The Democrats’ vision of government is equally paradoxical, but in the opposite direction. The Democrats, like left-wing parties in Europe, laud the economic role of government, and especially its importance in supporting public goods and regulating business abuses. But they deny the right of government to regulate, or even try to influence, private behavior, even when it impinges on community life in such areas, for example, as marriage, child-rearing or trade union activity, especially in the public sector.
In short, the left’s faith in government suddenly evaporates when it comes to social and lifestyle issues, while the conservative passion for smaller and less intrusive government only applies when money and economics are at stake.

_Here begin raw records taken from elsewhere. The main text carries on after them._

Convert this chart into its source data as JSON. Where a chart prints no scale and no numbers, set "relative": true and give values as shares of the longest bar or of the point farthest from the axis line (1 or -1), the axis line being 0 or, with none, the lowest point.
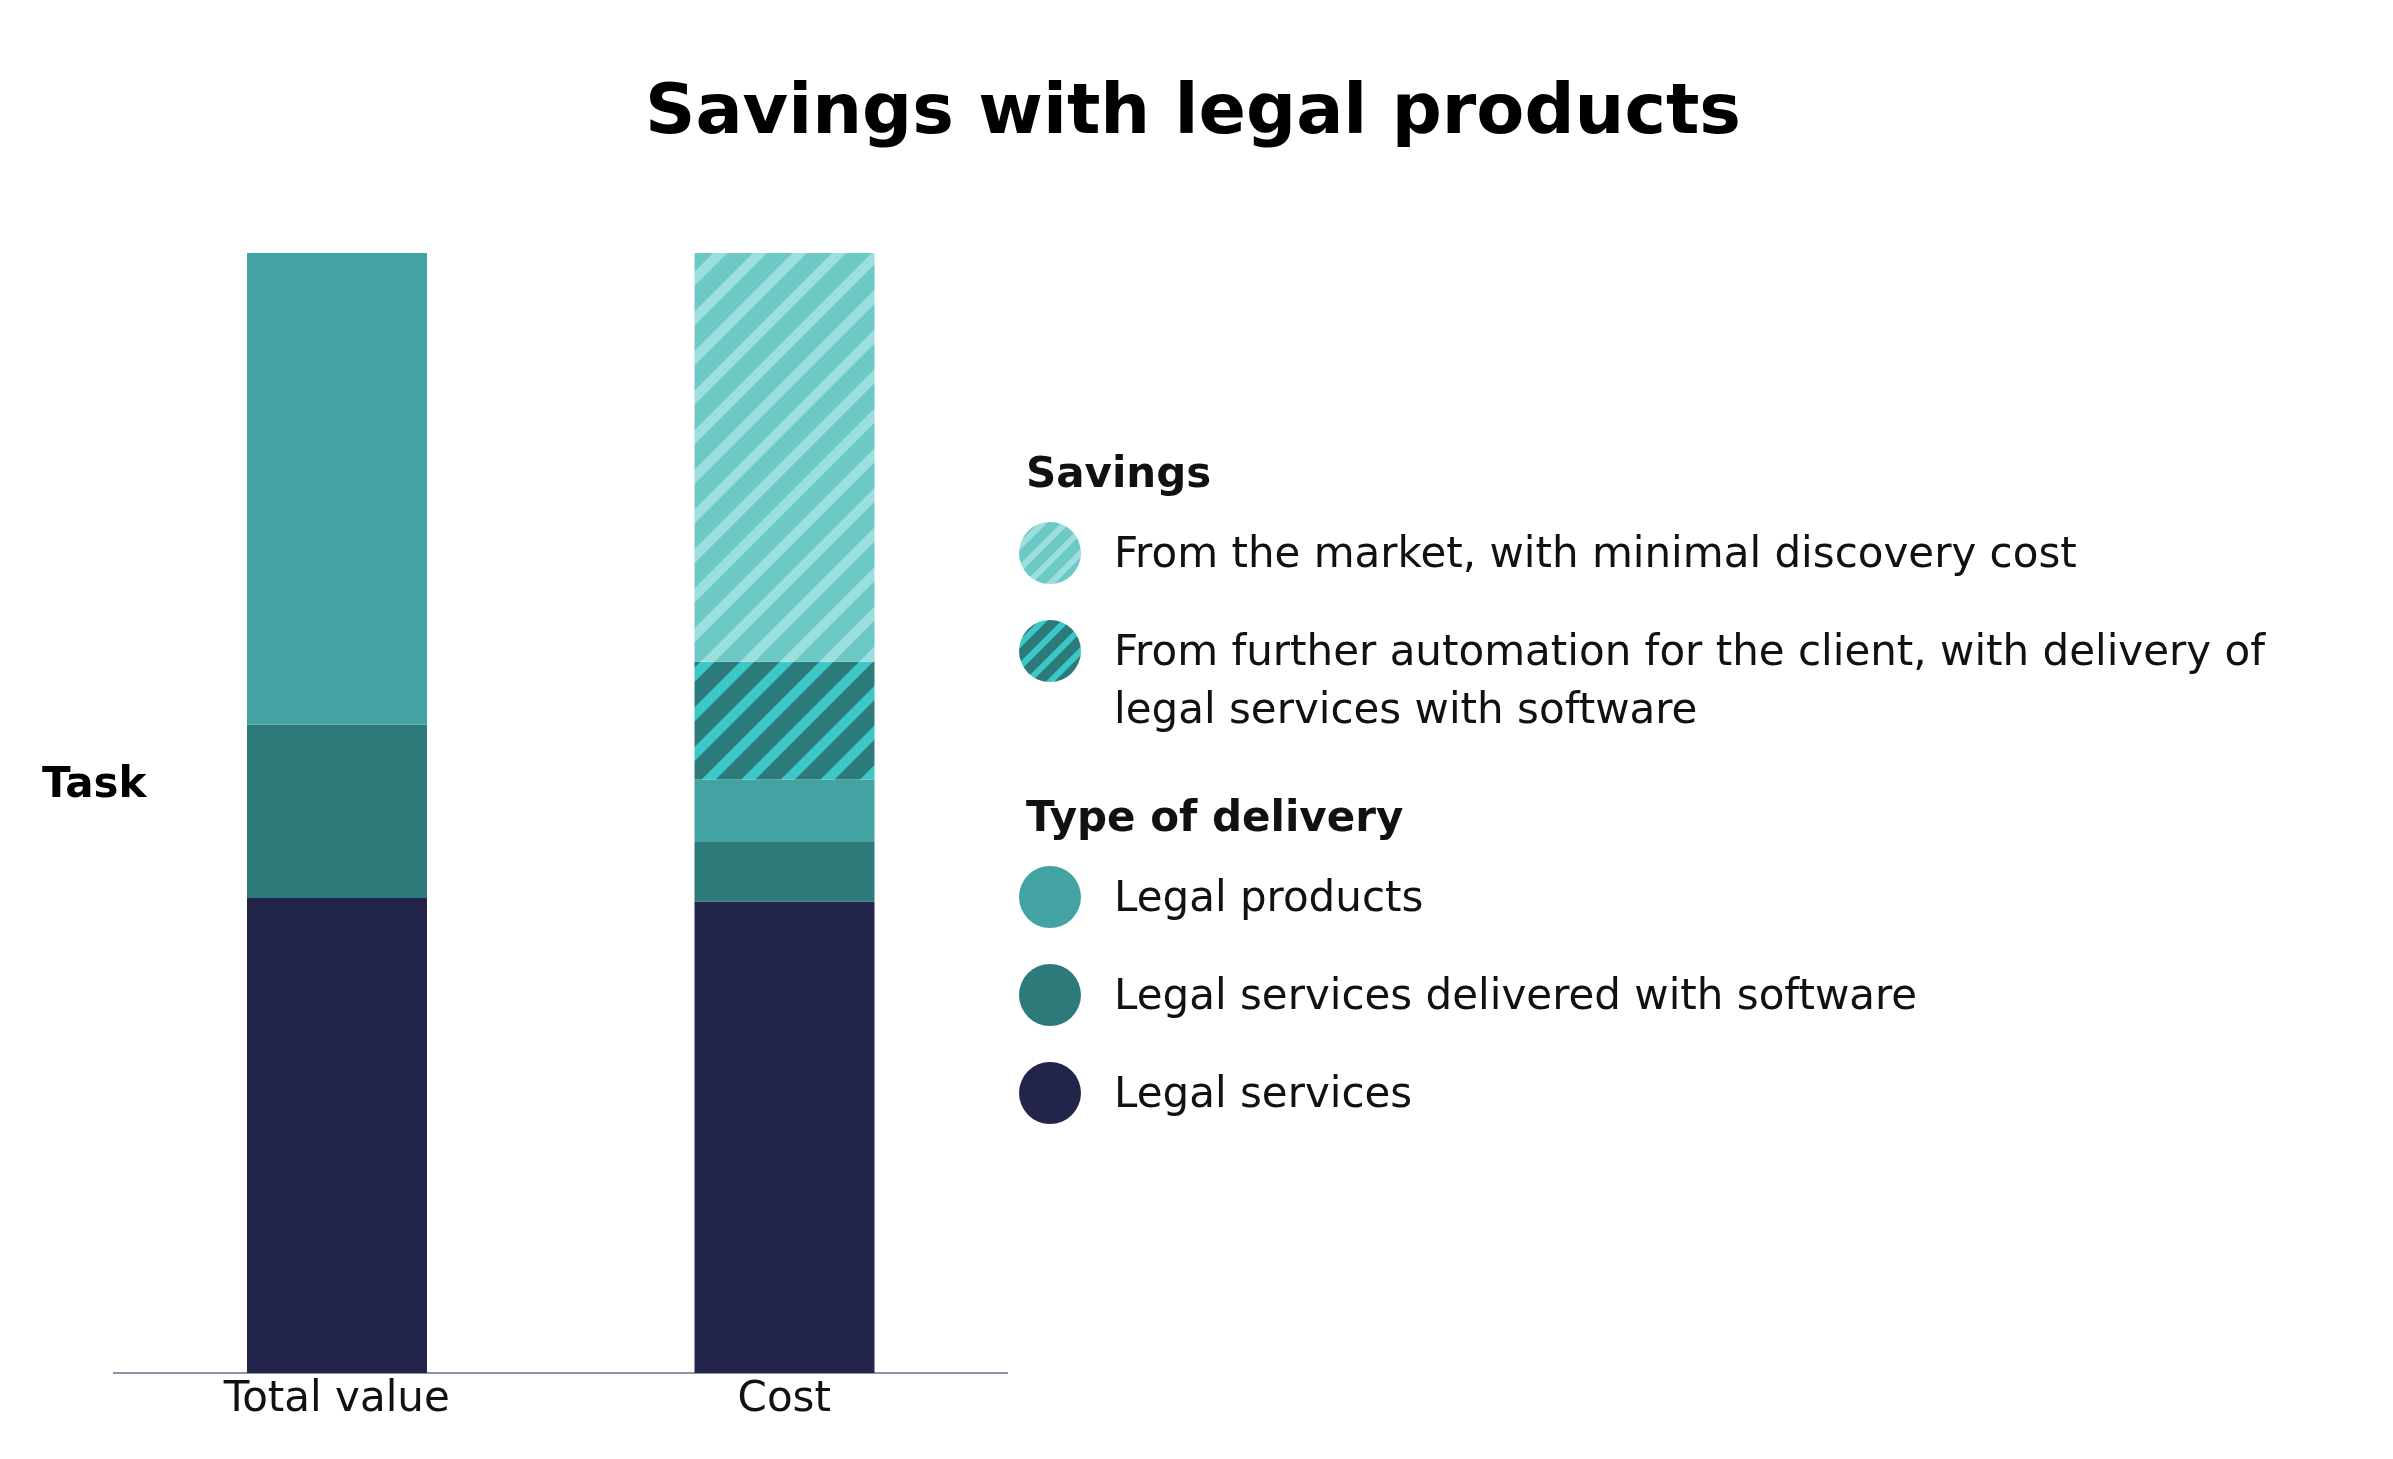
{
  "chart_data": {
    "type": "bar",
    "title": "Savings with legal products",
    "ylabel": "Task",
    "categories": [
      "Total value",
      "Cost"
    ],
    "stacked": true,
    "relative": true,
    "legend": "right",
    "annotations": [
      "Savings",
      "Type of delivery"
    ],
    "series": [
      {
        "name": "Legal services",
        "color": "#23244a",
        "values": [
          0.424,
          0.421
        ]
      },
      {
        "name": "Legal services delivered with software",
        "color": "#2d7a7a",
        "values": [
          0.155,
          0.053
        ]
      },
      {
        "name": "Legal products",
        "color": "#42a3a2",
        "values": [
          0.421,
          0.056
        ]
      },
      {
        "name": "From further automation for the client, with delivery of legal services with software",
        "color": "#2d7a7a",
        "values": [
          null,
          0.105
        ]
      },
      {
        "name": "From the market, with minimal discovery cost",
        "color": "#6cc9c6",
        "values": [
          null,
          0.365
        ]
      }
    ]
  }
}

Which raises the second, even more important, electoral issue — jobs. Mitt Romney has promised “a singular focus on job creation” and has accused Barack Obama of wasting his presidency on healthcare instead of creating jobs. The paradox is that when they are not attacking Obama for failing to create employment, conservative politicians insist that government has no positive role whatsoever in creating jobs — whether by hiring public-sector workers, supporting failing banks or auto businesses, or expanding fiscal and monetary policies to stimulate demand. Such is the conservative aversion to any government involvement in job creation that Senator Bob Corker, a leading Republican economic thinker, has even proposed legislation to remove employment from the legal objectives of the Federal Reserve.